31 de Dezembro, 2006 Palmira Silva

Guerra no reino de Preste João – III

Não despicienda em todo o conflito que tem redesenhado em sangue as fronteiras nesta zona assolada por uma seca devastadora, causada pelo desflorestamento e pela erosão do solo, é a questão religiosa – a Etiópia é o único país de maioria cristã na zona – que está igualmente subjacente à alteração da influência soviética na Somália por uma influência norte-americana.

De facto, a Somália subsistiu durante a Guerra Fria com ajuda soviética, que apoiou a ditadura marxista corânica de Barre até 1977, data da guerra do Ogaden, altura em que passou para a esfera de influência dos americanos.

Para além de outros factores que determinaram esta alteração de campo da Somália no xadrez da Guerra Fria, esta mudança pode ser traçada à conversão ao «verdadeiro Salvador» de Siad Barre, o ditador brutal da Somália entre 1969 e 1991. Por volta desta data, Barre passou a pertencer a uma célula de oração da Familia ou Fellowship, que integrava senadores – nomeadamente o senador republicano Chuck Grassley – e generais norte-americanos que canalizaram apoio militar para o «irmão em Cristo» somali.

De facto, durante a administração Reagan floresceram as células de «Deus» instituidas há setenta anos por Abraham Vereide, uma rede de poder semi-clandestina cujos membros são generais, senadores, pregadores e executivos de grandes empresas, cujo objectivo é a construção do Reino de Deus na Terra com capital em Washington*.

A «Worldwide Spiritual Offensive» destas células dedica-se à expansão mundial do poder americano como forma de expansão do Evangelho apoiando, por exemplo e para além de Barre, Carlos Eugenios Vides Casanova em El Salvador e os esquadrões de morte salvadorenhos.
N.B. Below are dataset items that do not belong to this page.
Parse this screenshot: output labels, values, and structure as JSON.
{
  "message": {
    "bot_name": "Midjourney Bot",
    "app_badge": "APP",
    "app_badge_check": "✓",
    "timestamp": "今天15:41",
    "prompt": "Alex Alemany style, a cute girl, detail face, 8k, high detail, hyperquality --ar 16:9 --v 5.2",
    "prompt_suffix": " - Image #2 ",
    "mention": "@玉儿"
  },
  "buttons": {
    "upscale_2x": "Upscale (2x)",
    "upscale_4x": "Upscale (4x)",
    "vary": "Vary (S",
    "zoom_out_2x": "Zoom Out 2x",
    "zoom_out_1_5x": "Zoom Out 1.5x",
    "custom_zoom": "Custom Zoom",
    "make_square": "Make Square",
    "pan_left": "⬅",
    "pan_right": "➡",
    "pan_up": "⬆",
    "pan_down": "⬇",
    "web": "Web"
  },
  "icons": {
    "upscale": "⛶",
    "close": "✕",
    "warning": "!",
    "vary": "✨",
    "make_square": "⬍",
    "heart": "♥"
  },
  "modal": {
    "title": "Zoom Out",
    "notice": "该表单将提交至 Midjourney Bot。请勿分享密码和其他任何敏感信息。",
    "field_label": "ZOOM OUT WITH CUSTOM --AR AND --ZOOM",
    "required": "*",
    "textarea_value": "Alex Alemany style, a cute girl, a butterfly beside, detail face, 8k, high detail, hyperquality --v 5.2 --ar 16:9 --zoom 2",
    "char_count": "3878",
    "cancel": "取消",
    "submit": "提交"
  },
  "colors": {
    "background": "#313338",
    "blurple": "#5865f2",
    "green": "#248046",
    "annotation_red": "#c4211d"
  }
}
Aqueles a que muitos chamam a Mafia cristã foram ainda muito activos no combate aos ateus comunistas apoiando ditadores como o marechal Artur da Costa e Silva no Brasil, o general Suharto na Indonésia, e o general Gustavo Alvarez Martinez nas Honduras.

No entanto, este apoio de devotados cristãos à ditadura militar de Barre não conseguiu superar o fracasso na guerra de Ogaden, no início de 1978. Por outro lado, a popularidade cada vez maior dos movimentos armados da oposição no Norte e depois no Sul da Somália, no fim do anos 80 – que ditaram a queda da ditadura em 1991 e a ascensão dos «senhores da guerra» – explica-se por uma série de factores que a Família, pouco preocupada com questões «menores», não teve em devida conta: subemprego exponencial nos meios urbanos, queda brusca da produção industrial, subsequente à retirada dos cooperantes técnicos do bloco de Leste, e implosão económica, caracterizada por um endividamento internacional massivo.

Os mesmos factores que tornaram pasto fértil para o fundamentalismo islâmico uma Somália predominantemente muçulmana sunita e desde 1991 imersa em guerra civil. Desde Junho deste ano grande parte do território somali, a capital Mogadíscio inclusive, estava sob controle da guerrilha islâmica sob o nome «União dos Tribunais Islâmicos», que impusera a lei islâmica no território controlado.

*Sam Brownback, o republicano que os teocratas querem ver na presidência dos Estados Unidos em 2008 e que se converteu ao catolicismo em 2002 através da Opus Dei, pertence a uma destas células, com a qual se reúne para rezar (e conspirar, acrescentaria eu) todas as terças-feiras. As regras da «Família» proibem que se divulgue os nomes dos irmãos em Cristo mas pensa-se incluir esta célula, entre outros teocratas congressistas, o senador Tom Coburn, que pede a pena de morte para os «aborticidas».

Como escreve Jeff Sharlet neste indispensável artigo da Roling Stone, Brownback e os seus «irmãos» são os guardadores de promessas de Deus, os defensores por «ordem divina» do casamento e dos cidadãos em estado embrionário e fetal. São os eleitos que assumiram o amor paradoxal do [mítico] Cristo de Mateus 10:34 «Eu não vim para vos trazer a paz mas sim a espada».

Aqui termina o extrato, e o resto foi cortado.